Strawberry Vanilla Cheesecake

#14 Strawberry Vanilla Cheesecake

I left the picture of this one small because it’s blurry.  It was late, I was tired, and these were such a hassle that I forgot to take a picture until super late at night.

The recipe called for slicing off the top of the cupcake so the cream cheese topping would set, smooth and flat, like a real cheesecake.  I cut off the tops, which was a pain, considering I then had to re-cup the cakes, and then topped them.  And discovered that the topping wasn’t going to lie smooth and flat anyway.

There was some swearing.

In the end, these were one of my favourites: a fine vanilla cake with vanilla cream-cheesy ‘icing’ and sliced strawberries on top.  The fanning of the berry was my idea, as the berries I got weren’t of the quality that they would stand up on their own, like they were in the book.

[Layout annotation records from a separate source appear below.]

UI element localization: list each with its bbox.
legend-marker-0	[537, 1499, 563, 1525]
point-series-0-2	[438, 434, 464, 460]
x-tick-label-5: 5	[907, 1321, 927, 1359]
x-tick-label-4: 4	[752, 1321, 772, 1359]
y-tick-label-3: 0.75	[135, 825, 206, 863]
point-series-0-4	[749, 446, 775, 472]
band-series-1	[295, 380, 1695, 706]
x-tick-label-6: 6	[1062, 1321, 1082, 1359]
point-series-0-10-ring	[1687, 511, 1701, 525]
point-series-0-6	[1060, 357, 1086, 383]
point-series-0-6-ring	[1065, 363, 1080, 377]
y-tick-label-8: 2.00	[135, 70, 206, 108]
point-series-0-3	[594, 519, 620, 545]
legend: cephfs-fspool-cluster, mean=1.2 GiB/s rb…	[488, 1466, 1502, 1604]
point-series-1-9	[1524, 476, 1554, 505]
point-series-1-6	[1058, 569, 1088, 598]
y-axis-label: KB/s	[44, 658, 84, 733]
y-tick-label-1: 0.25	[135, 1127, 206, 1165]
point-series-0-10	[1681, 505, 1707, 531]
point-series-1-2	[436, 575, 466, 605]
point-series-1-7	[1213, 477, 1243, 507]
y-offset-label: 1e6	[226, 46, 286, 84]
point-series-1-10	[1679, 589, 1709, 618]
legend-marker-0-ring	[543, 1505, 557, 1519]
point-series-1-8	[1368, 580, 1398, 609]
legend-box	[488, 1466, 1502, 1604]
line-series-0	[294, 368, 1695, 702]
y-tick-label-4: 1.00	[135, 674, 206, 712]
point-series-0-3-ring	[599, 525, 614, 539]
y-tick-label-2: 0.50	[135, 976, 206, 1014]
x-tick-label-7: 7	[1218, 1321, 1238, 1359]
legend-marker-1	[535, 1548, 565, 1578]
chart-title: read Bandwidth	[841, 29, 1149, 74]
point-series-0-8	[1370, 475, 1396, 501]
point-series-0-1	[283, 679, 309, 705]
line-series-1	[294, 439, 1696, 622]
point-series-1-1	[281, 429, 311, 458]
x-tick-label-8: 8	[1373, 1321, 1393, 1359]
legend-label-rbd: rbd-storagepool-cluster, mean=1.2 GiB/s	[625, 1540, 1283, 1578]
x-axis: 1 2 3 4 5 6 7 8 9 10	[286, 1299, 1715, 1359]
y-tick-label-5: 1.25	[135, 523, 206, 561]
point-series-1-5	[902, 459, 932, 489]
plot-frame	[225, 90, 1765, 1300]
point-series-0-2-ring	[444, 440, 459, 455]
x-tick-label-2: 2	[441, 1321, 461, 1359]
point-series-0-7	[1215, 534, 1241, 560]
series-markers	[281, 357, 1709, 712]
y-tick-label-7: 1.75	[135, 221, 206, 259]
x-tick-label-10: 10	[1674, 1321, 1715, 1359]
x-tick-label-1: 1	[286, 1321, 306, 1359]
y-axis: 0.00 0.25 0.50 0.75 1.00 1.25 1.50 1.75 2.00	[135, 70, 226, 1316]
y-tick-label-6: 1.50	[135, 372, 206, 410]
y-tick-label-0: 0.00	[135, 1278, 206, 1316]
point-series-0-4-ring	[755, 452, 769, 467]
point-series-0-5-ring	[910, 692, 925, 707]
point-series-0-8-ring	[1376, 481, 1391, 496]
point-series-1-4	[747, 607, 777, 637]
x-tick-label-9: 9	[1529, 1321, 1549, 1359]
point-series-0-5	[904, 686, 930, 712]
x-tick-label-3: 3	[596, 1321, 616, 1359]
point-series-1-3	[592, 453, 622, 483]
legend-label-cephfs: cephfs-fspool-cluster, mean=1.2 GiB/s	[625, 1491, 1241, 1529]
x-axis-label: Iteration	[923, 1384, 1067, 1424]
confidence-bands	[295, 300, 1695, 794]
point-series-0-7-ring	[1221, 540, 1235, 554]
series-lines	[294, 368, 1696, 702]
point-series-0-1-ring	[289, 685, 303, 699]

Gluten-Free Chocolate Cheesecake

#15 Gluten-Free Chocolate Cheesecake

Another cheesecake-y recipe that didn’t turn out as well as I’d hoped.  The Pie’s grandmother is a celiac, as is one of my former coworkers, and both of them were coming to the wedding.  I didn’t want them to feel excluded from the cake part of the festivities, so I experimented with a gluten-free recipe.

It was an all right cupcake, but it wasn’t light or fluffy, the potato flour I used made the texture a little grainy, and, all in all, it was rather bland.

Coconut Cream from the Barefoot Contessa

#16 Coconut Cream

This was my final cupcake, and it wasn’t really an experiment.

One of the people in the Cupcake Committee had been talking about the Barefoot Contessa’s Coconut and Cream cupcakes for a while so as a final treat I decided to make them.  You can get the recipe from the Food Network here.

The cupcakes were huge, and I knew I wasn’t going to make them for the wedding – they were pretty time-consuming.  But everyone on the Committee had been talking about that other coconut recipe for ages, so I thought I would end it with an echo of the earlier recipe.

They were fabulous and if you ate more than one you felt ill.  We had wayyy too many leftovers and I think we ate them for three weeks straight.  Or at least it felt like that.  They were good though.  I recommend giving them a shot.

And that’s it.  Sixteen cupcakes in seventeen weeks.

Which ones did we eventually choose: Strawberry Vanilla Cheesecake, Fireworks (but with the icing from the Bittersweet Chocolate Mousse), and the Raspberry Trifle (but with a lemon cream cheese icing instead of the custard.  They were a hit.